Gary Posted August 23, 2010 Author Posted August 23, 2010 So in summary, it seems this can potentially be a satisfactory commercial real estate investment for the pension plan; though I still wonder if a tenant using real estate for unrelated business can be an acceptable real estate investment, but for moment it appears to be a potential real estate plan investment. However, if the plan sponsor uses restaurant to produce business income for the plan then we agree that this would create UBIT? Thanks.
david rigby Posted August 23, 2010 Posted August 23, 2010 So in summary, it seems this can potentially be a satisfactory commercial real estate investment for the pension plan... Probably advisable for the plan to engage its ERISA attorney on this question (or anything similar). I'm a retirement actuary. Nothing about my comments is intended or should be construed as investment, tax, legal or accounting advice. Occasionally, but not all the time, it might be reasonable to interpret my comments as actuarial or consulting advice.

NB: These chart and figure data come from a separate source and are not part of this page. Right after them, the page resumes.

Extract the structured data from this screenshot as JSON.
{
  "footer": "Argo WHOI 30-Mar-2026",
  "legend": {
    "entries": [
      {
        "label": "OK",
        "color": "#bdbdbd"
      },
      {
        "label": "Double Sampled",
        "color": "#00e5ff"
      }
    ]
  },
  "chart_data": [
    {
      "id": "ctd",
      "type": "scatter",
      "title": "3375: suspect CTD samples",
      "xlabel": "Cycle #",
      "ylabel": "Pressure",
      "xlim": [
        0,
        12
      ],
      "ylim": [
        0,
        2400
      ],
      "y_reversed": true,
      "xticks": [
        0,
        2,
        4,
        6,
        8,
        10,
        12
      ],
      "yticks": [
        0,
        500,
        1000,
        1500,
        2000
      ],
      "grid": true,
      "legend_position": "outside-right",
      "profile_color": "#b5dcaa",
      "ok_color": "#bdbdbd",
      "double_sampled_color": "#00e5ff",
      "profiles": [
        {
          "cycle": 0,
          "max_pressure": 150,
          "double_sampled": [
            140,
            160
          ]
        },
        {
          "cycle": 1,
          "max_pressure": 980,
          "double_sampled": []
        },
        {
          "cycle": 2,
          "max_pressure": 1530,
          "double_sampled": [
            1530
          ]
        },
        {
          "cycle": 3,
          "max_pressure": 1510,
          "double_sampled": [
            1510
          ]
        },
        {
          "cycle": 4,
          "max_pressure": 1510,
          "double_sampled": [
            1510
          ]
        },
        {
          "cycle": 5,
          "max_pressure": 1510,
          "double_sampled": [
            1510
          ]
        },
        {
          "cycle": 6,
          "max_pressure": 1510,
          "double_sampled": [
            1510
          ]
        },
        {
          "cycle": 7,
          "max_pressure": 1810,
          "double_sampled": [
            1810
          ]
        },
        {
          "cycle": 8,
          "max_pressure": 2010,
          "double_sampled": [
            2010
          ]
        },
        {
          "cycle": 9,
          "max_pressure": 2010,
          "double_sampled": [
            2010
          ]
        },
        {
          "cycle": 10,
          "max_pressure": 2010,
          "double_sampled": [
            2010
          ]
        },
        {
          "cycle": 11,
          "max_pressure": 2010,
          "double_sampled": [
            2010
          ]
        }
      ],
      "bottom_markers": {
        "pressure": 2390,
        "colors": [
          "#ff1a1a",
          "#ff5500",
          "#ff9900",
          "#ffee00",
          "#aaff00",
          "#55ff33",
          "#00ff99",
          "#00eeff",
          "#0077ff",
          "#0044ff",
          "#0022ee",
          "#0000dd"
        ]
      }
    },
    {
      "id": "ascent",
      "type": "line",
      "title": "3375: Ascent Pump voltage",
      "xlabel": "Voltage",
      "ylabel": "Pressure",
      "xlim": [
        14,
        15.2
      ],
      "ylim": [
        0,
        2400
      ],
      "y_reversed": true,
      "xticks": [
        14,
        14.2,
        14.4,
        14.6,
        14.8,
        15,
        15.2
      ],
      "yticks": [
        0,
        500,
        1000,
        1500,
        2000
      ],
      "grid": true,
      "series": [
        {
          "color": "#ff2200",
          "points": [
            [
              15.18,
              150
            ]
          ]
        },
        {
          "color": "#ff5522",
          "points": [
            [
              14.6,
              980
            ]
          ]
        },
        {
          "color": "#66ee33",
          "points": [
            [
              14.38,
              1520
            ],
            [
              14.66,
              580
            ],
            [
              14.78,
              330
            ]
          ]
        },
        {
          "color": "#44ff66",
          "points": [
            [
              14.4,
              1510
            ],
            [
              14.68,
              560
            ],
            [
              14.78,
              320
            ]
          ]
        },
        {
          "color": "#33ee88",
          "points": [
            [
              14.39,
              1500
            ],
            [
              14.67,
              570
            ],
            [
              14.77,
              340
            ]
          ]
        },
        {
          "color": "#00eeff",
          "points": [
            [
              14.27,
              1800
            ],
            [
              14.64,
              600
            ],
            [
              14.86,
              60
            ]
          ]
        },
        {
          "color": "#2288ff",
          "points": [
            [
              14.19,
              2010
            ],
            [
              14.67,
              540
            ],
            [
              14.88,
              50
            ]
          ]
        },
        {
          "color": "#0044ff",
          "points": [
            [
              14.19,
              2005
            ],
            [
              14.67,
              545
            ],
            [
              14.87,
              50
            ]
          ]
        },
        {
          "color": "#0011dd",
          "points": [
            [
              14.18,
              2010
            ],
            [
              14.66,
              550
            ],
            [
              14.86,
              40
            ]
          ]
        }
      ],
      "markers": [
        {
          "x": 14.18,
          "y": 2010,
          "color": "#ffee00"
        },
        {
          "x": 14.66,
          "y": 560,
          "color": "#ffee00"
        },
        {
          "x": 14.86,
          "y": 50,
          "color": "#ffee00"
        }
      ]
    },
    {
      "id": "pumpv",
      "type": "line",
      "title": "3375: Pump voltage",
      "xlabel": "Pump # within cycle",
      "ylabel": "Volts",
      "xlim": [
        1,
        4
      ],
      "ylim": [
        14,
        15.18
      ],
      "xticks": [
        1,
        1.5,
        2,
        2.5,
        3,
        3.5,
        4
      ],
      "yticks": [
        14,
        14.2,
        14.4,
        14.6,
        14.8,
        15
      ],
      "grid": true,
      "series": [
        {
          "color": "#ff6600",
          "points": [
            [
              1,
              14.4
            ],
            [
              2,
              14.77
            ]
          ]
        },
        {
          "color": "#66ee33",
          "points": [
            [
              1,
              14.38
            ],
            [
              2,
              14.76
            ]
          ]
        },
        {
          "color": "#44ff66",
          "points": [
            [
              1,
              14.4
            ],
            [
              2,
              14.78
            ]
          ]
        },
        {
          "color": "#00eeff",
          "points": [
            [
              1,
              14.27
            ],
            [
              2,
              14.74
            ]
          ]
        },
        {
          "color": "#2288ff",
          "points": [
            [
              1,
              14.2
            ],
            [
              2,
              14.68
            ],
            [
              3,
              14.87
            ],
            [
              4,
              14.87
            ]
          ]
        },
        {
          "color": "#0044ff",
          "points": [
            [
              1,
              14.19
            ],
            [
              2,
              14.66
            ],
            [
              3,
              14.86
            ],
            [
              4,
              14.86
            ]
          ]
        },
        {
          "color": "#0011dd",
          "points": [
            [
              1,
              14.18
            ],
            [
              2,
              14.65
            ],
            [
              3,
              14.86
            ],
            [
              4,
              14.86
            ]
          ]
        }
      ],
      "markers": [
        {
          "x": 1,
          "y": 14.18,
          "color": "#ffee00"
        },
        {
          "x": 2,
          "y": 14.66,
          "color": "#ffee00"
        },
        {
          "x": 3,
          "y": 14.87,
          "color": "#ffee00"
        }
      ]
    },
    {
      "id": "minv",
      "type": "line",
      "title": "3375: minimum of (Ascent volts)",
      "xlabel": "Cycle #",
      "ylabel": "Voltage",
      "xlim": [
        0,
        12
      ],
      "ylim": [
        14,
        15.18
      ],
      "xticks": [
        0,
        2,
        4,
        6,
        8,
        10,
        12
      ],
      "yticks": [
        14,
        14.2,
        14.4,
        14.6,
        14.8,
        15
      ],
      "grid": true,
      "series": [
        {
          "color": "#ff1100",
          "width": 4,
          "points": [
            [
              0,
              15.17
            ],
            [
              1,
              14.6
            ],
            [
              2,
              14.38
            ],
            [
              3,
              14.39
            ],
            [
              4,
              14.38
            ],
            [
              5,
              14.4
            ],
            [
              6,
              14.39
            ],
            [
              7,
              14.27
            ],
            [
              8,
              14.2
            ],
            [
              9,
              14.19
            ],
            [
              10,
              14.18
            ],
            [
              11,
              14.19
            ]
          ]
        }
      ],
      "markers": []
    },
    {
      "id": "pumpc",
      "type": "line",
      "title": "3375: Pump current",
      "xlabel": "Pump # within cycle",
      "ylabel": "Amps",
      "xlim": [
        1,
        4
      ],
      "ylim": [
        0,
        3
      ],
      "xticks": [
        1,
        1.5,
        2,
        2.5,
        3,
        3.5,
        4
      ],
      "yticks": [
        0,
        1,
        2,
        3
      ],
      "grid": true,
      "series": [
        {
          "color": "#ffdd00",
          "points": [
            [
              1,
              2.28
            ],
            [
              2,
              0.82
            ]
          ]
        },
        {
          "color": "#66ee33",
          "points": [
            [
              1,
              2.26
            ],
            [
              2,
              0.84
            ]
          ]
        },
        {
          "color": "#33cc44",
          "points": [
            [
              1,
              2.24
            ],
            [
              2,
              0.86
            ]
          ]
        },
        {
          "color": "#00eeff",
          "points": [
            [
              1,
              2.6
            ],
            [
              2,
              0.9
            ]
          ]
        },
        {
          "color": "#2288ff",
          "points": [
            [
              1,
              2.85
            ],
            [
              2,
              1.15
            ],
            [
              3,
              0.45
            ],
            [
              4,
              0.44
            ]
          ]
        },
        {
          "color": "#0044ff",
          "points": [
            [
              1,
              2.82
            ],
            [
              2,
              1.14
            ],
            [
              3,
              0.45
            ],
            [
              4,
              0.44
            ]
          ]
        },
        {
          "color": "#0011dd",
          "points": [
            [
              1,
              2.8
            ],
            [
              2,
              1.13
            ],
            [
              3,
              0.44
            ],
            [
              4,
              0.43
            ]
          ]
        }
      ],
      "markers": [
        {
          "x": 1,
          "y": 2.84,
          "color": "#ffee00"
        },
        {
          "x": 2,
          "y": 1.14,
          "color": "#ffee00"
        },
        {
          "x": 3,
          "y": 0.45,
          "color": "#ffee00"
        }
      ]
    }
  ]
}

SoCalActuary Posted September 7, 2010 Posted September 7, 2010 So in summary, it seems this can potentially be a satisfactory commercial real estate investment for the pension plan; though I still wonder if a tenant using real estate for unrelated business can be an acceptable real estate investment, but for moment it appears to be a potential real estate plan investment.However, if the plan sponsor uses restaurant to produce business income for the plan then we agree that this would create UBIT? Thanks. A commercial property is intended to be used for running a business. It's commercial. The operator of the business has a full range of operational issues, including rent, employees, business taxes, etc. That is the operator's problem. The pension plan does not own the business, just the property that earns rental income. What's your point?
Gary Posted September 7, 2010 Author Posted September 7, 2010 The point is that I was trying to verify that if the plan owned the buisiness and recieved income from business it would be UBIT.
SoCalActuary Posted September 7, 2010 Posted September 7, 2010 The point is that I was trying to verify that if the plan owned the buisiness and recieved income from business it would be UBIT. Well, for an example, consider an S-Corp where stock is owned by a retirement trust. The net profit paid to the trust out of the S-Corp is subject to UBIT at the full corporate tax rate, based on the last filing I saw on this subject. So your hypothetical question deserves a "yes" answer.